Tuesday, January 09, 2007

"Do not give what is holy to dogs"

In late November, an anonymous blogger wrote:
“On another note, how does one tell a non-Christian that they can not recieve the body of Christ? My sister- in -law (non-Christian) really wants to accompany me to Midnight Mass because she has heard from me and other Catholics how beautiful it is. I have no problem with her watching, listening, singing etc but I know she will go up and recieve the Eucharist. My brother and I have tried to explain it to her why she can't but she is determined to recieve it anyway. Should I just skip the Mass? This is one of the few Masses that my husband attends and we have had a tradition since we were married to go together. Any ideas anyone?”

Anon, thanks for the comments and questions, and I’m sorry that I didn’t respond before Christmas. I have a long list of questions from bloggers (which is great), and it has taken me this long to get through the queue to yours. I hope that Christmas went well with your family, especially with the Midnight Mass situation.

I had an excellent discussion with some parishioners and their friends one night over Christmas. One of the friends is a non-Catholic Christian who is in RCIA at another parish. He was asking why he couldn’t receive the Eucharist right now. He didn’t see any difference between the Eucharist and what Protestant churches offer in Communion. The more we talked about it, the more he saw the difference, and relented on his complaints.
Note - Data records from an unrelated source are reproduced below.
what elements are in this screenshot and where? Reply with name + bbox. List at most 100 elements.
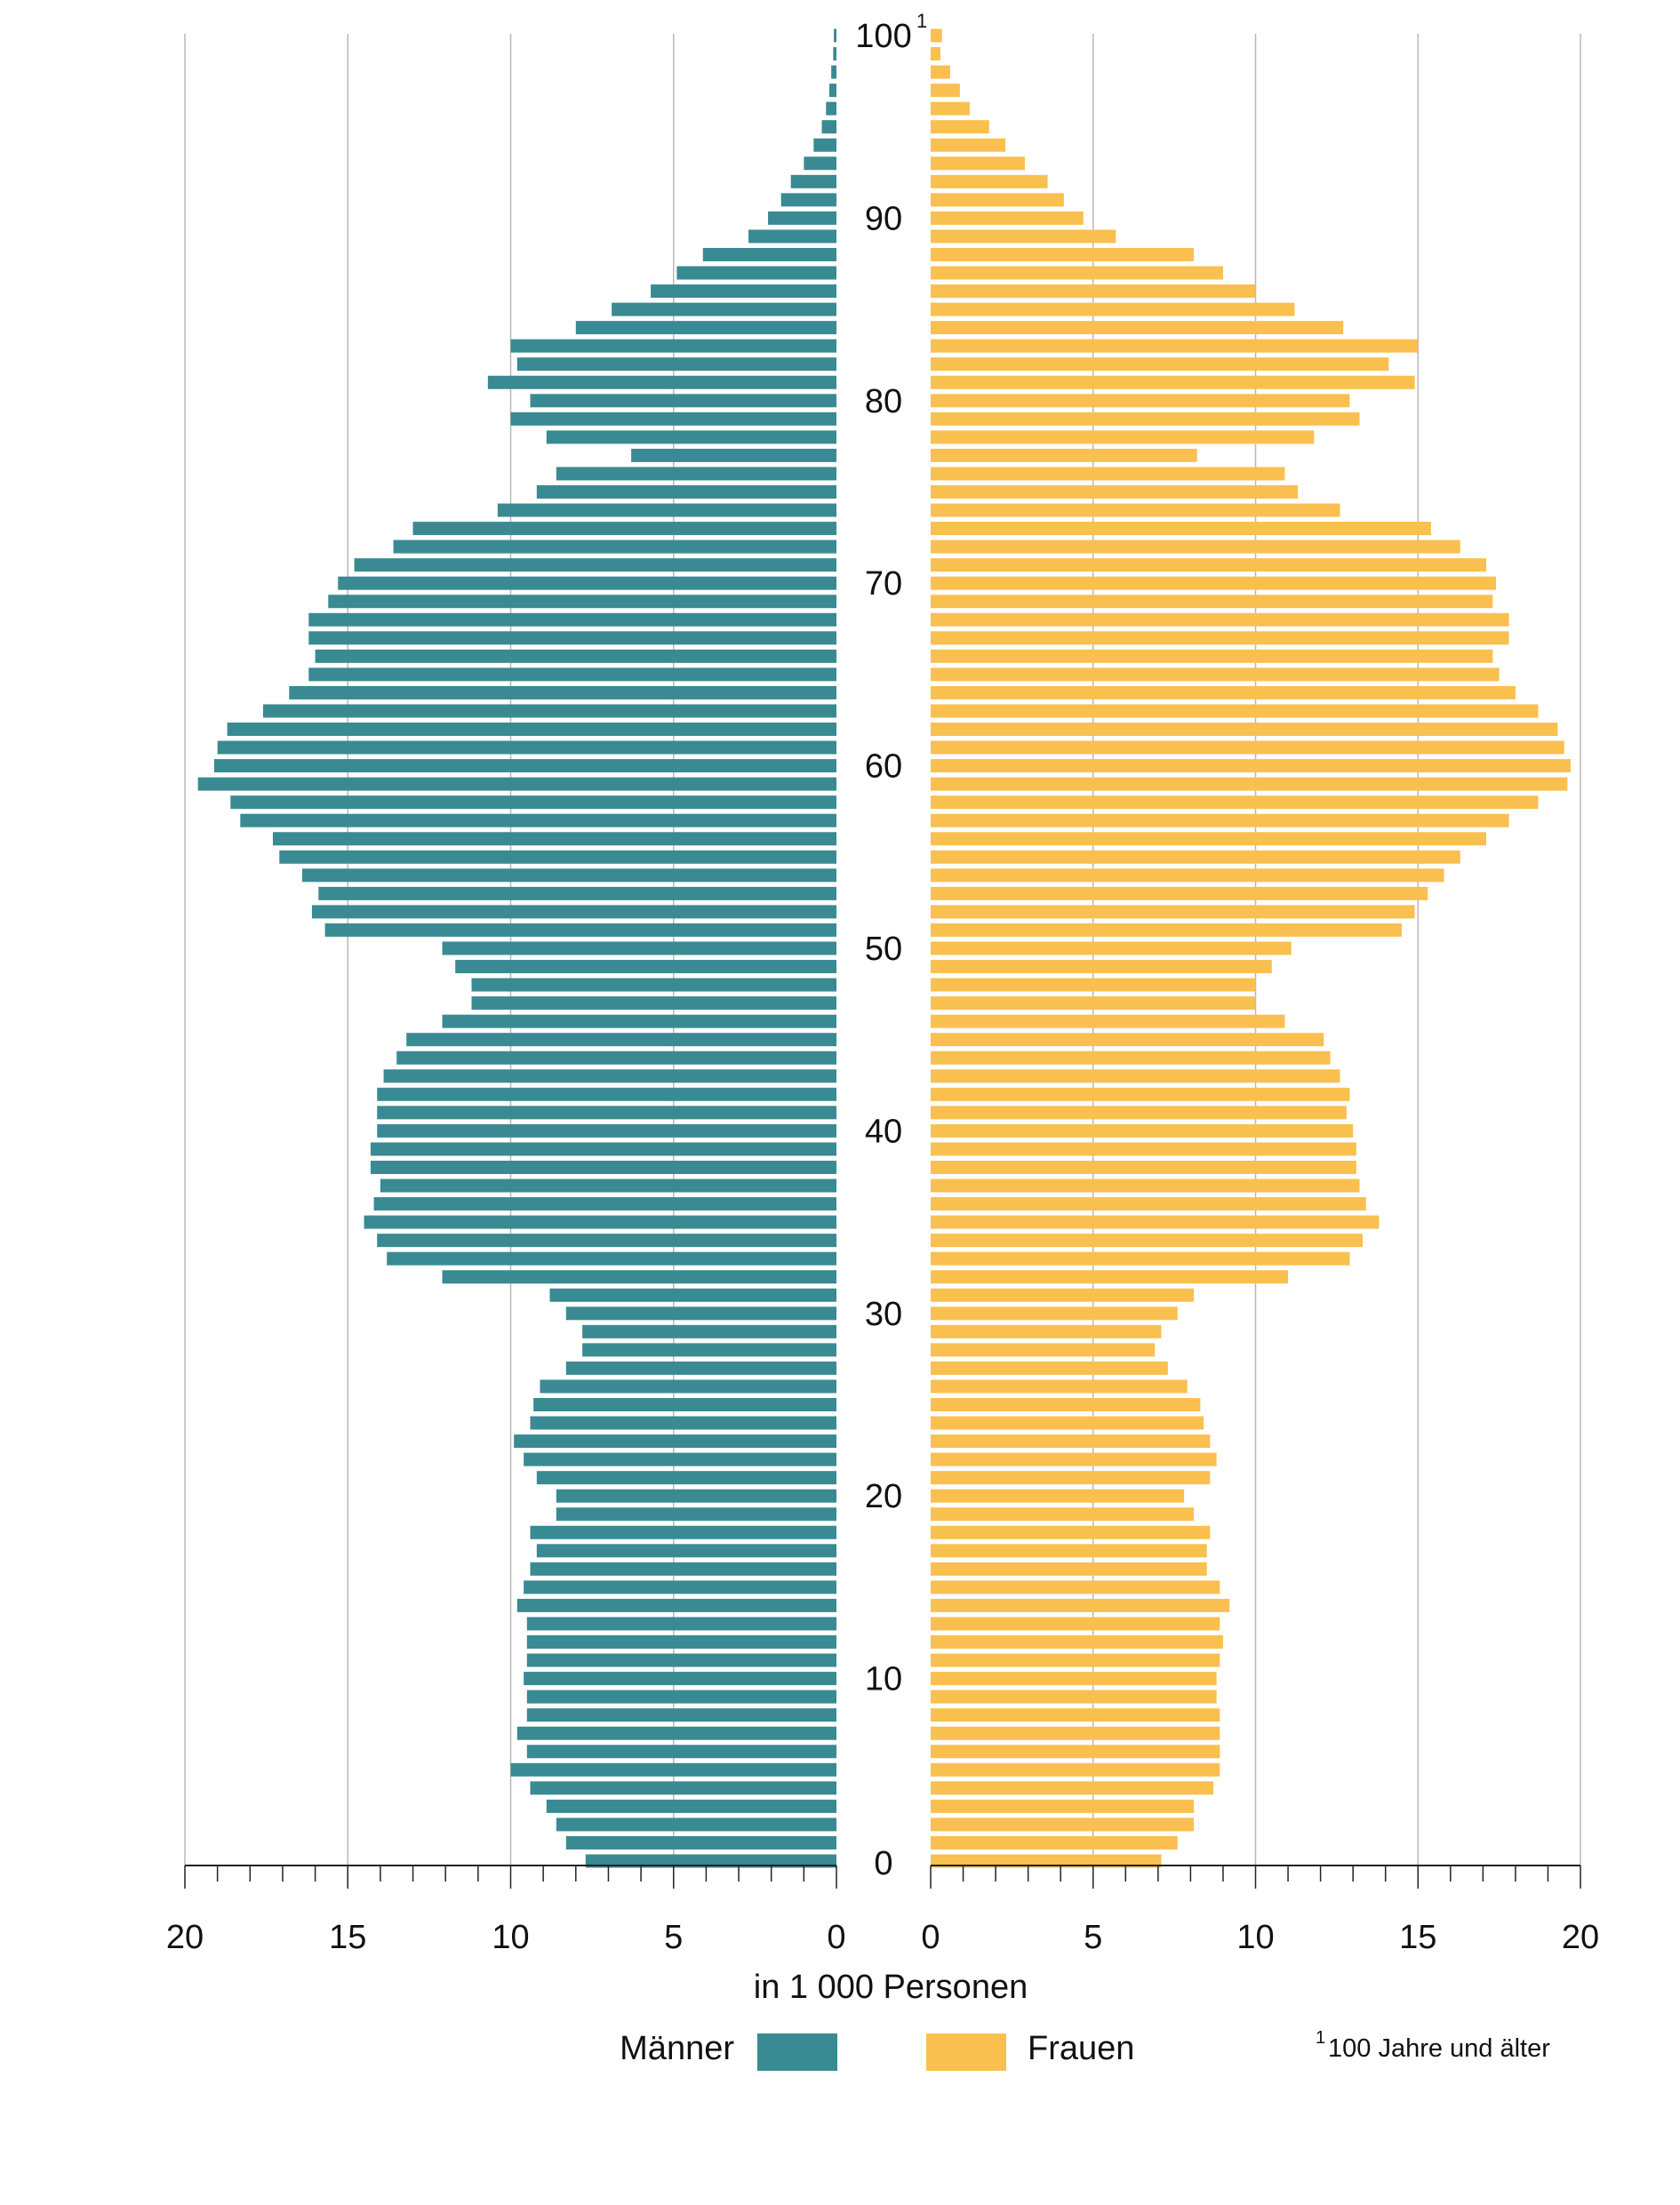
bar-maenner-age-0: [585, 1854, 836, 1868]
bar-maenner-age-36: [373, 1197, 836, 1211]
bar-maenner-age-64: [289, 685, 836, 699]
bar-frauen-age-64: [931, 685, 1516, 699]
bar-frauen-age-21: [931, 1471, 1211, 1485]
male-bars: [197, 28, 837, 1868]
age-label-60: 60: [865, 748, 902, 786]
bar-maenner-age-91: [780, 193, 836, 207]
age-label-10: 10: [865, 1661, 902, 1698]
bar-maenner-age-15: [524, 1580, 836, 1594]
bar-frauen-age-90: [931, 211, 1084, 225]
bar-frauen-age-49: [931, 960, 1272, 974]
bar-frauen-age-86: [931, 284, 1256, 299]
bar-maenner-age-2: [556, 1818, 836, 1832]
legend: Männer Frauen: [620, 2030, 1134, 2071]
bar-maenner-age-27: [565, 1361, 836, 1375]
bar-maenner-age-26: [540, 1379, 836, 1394]
bar-frauen-age-17: [931, 1544, 1207, 1558]
x-tick-label-left-20: 20: [166, 1919, 204, 1956]
bar-frauen-age-35: [931, 1215, 1380, 1229]
bar-frauen-age-4: [931, 1781, 1213, 1795]
bar-frauen-age-15: [931, 1580, 1220, 1594]
bar-frauen-age-37: [931, 1178, 1360, 1193]
bar-maenner-age-46: [442, 1014, 836, 1028]
bar-maenner-age-42: [377, 1087, 836, 1101]
bar-maenner-age-17: [536, 1544, 836, 1558]
footnote-marker: 1: [1316, 2028, 1325, 2048]
bar-maenner-age-54: [301, 868, 836, 883]
age-label-40: 40: [865, 1113, 902, 1150]
x-tick-label-right-20: 20: [1562, 1919, 1599, 1956]
bar-frauen-age-45: [931, 1033, 1324, 1047]
x-tick-label-left-15: 15: [329, 1919, 366, 1956]
bar-frauen-age-39: [931, 1142, 1356, 1156]
bar-frauen-age-33: [931, 1251, 1350, 1266]
age-label-100-superscript: 1: [916, 10, 927, 32]
bar-maenner-age-16: [530, 1562, 836, 1576]
bar-maenner-age-51: [324, 923, 837, 937]
footnote-text: 100 Jahre und älter: [1328, 2034, 1550, 2063]
age-label-90: 90: [865, 200, 902, 237]
bar-maenner-age-56: [272, 832, 837, 846]
bar-frauen-age-10: [931, 1672, 1217, 1686]
age-label-80: 80: [865, 383, 902, 420]
bar-frauen-age-60: [931, 759, 1572, 773]
bar-maenner-age-20: [556, 1489, 836, 1503]
bar-frauen-age-92: [931, 174, 1048, 188]
bar-frauen-age-41: [931, 1106, 1347, 1120]
bar-frauen-age-6: [931, 1745, 1220, 1759]
bar-maenner-age-32: [442, 1270, 836, 1284]
female-bars: [931, 28, 1572, 1868]
bar-frauen-age-9: [931, 1690, 1217, 1704]
bar-maenner-age-40: [377, 1123, 836, 1138]
bar-frauen-age-85: [931, 302, 1295, 316]
bar-maenner-age-3: [546, 1799, 836, 1813]
bar-frauen-age-26: [931, 1379, 1188, 1394]
bar-frauen-age-28: [931, 1343, 1156, 1357]
bar-frauen-age-98: [931, 65, 950, 79]
bar-maenner-age-97: [828, 84, 836, 98]
bar-frauen-age-5: [931, 1762, 1220, 1777]
age-axis-labels: 0 10 20 30 40 50 60 70 80 90 100 1: [855, 10, 927, 1882]
bar-maenner-age-59: [197, 777, 836, 791]
bar-frauen-age-50: [931, 941, 1292, 955]
bar-maenner-age-93: [804, 156, 836, 171]
age-label-70: 70: [865, 565, 902, 603]
bar-maenner-age-5: [510, 1762, 836, 1777]
bar-frauen-age-44: [931, 1051, 1331, 1065]
bar-frauen-age-55: [931, 850, 1460, 864]
bar-frauen-age-3: [931, 1799, 1195, 1813]
bar-frauen-age-79: [931, 411, 1360, 426]
bar-maenner-age-13: [526, 1617, 836, 1631]
bar-maenner-age-75: [536, 485, 836, 499]
bar-maenner-age-95: [821, 120, 836, 134]
bar-frauen-age-24: [931, 1416, 1204, 1430]
bar-frauen-age-75: [931, 485, 1299, 499]
bar-frauen-age-87: [931, 266, 1223, 280]
legend-label-maenner: Männer: [620, 2030, 734, 2067]
bar-frauen-age-72: [931, 539, 1460, 554]
bar-frauen-age-36: [931, 1197, 1366, 1211]
bar-maenner-age-74: [497, 503, 836, 517]
bar-maenner-age-57: [240, 813, 836, 827]
bar-frauen-age-30: [931, 1306, 1178, 1321]
bar-maenner-age-33: [387, 1251, 836, 1266]
bar-maenner-age-44: [396, 1051, 836, 1065]
bar-maenner-age-78: [546, 430, 836, 444]
bar-maenner-age-80: [530, 394, 836, 408]
bar-frauen-age-23: [931, 1434, 1211, 1449]
bar-frauen-age-34: [931, 1234, 1364, 1248]
bar-maenner-age-30: [565, 1306, 836, 1321]
bar-frauen-age-8: [931, 1708, 1220, 1722]
bar-frauen-age-1: [931, 1835, 1178, 1849]
bar-frauen-age-47: [931, 996, 1256, 1011]
bar-frauen-age-54: [931, 868, 1444, 883]
bar-maenner-age-92: [790, 174, 836, 188]
bar-maenner-age-34: [377, 1234, 836, 1248]
bar-frauen-age-58: [931, 795, 1539, 810]
bar-frauen-age-16: [931, 1562, 1207, 1576]
x-axis-title: in 1 000 Personen: [754, 1969, 1028, 2006]
bar-frauen-age-76: [931, 467, 1285, 481]
bar-maenner-age-60: [213, 759, 837, 773]
bar-frauen-age-43: [931, 1069, 1340, 1083]
bar-frauen-age-48: [931, 978, 1256, 992]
By the end of the conversation, he vowed to read John 6 -where Jesus teaches about the Eucharist- again to understand the Church’s teaching better.

One of the things that I mentioned to him was that as early as 100 A.D., the Church had laid out the rules for receiving Holy Communion. In “the Didache”, one of the earliest Christian documents, it made a statement that was mainly addressed to those who had not been baptized:
“Let no one eat or drink of this Eucharist with you except those who have been baptized in the name of the Lord; for it was in reference to this that the Lord said, 'Do not give that which is holy to dogs'” (c. 100 AD).

If your sister-in-law persists in her disobedience to the Church’s rules, you may want to use that command from our Lord (which is from Mt 7:6). It is powerful language which is mainly for those who are obstinate in their contempt for Christianity. But, the Eucharist is a powerful reality!

The best thing you can do is sit down with your sister-in-law – and have your husband present as well, especially if he skips Mass regularly – and discuss the Eucharist. Explain to her a) what Jesus teaches in John 6, b) that “this is my body” means “this is my body”, c) read with her 1 Cor 11:23-34 (“whoever eats the bread and drinks the cup of the Lord unworthily will have to answer for body and blood of the Lord”), and d) what transubstantiation means – the substances of bread and wine become the substance of the Body and Blood of Christ.

Or, you could just contact me or another priest and we could explain that to her. Just like the friend of the parishioners, I would bet that she really doesn’t know the full teaching on the Eucharist, and how significant a claim we make when we say we believe Jesus when he says, “this is my body”. It truly is Christ’s flesh and blood in the Eucharist. It’s the same flesh and blood that was on the Cross – John 6:51 tells us that. It is the flesh and blood of our Salvation. “For anyone who eats and drinks without discerning the body, eats and drinks judgement on himself” (1 Cor 11:29).

5 Comments:

At 8:08 PM, Anonymous Confused said...

This teaching is really hard for Protestants to accept. It is also one that requires patience and knowledge to explain.

The blogger's sister-in-law is described as non Christian. I assume that means that she has not been baptized in any Christian Church.

What about our fellow Christians in Protestant faiths? What if they are baptized but no one has explained the meaning of the Eucharist to them? I was told (by a priest) that a baptized Christian may receive Eucharist if they are informed, fully believe it is the body and blood of Christ, and they are not in a state of mortal sin.

Yet another priest indicated that the above is inadequate and that person should not receive. Is there a rule that you have to go through the RCIA program and formally become a Catholic before receiving the Eucharist? I am confused. I think a lot of people are confused about this one.

 
At 8:59 PM, Anonymous Anonymous said...

"The blogger's sister-in-law is described as non Christian. I assume that means that she has not been baptized in any Christian Church."

That's because she would sizzle.

 
At 9:13 PM, Blogger Fr Greg said...

Anon, enough about "sizzling", please.

 
At 4:31 PM, Anonymous Anonymous said...

okay okay, sorry.

 
At 5:07 PM, Anonymous Anonymous said...

"I was told (by a priest) that a baptized Christian may receive Eucharist if they are informed, fully believe it is the body and blood of Christ, and they are not in a state of mortal sin."

That's interesting, I never heard that.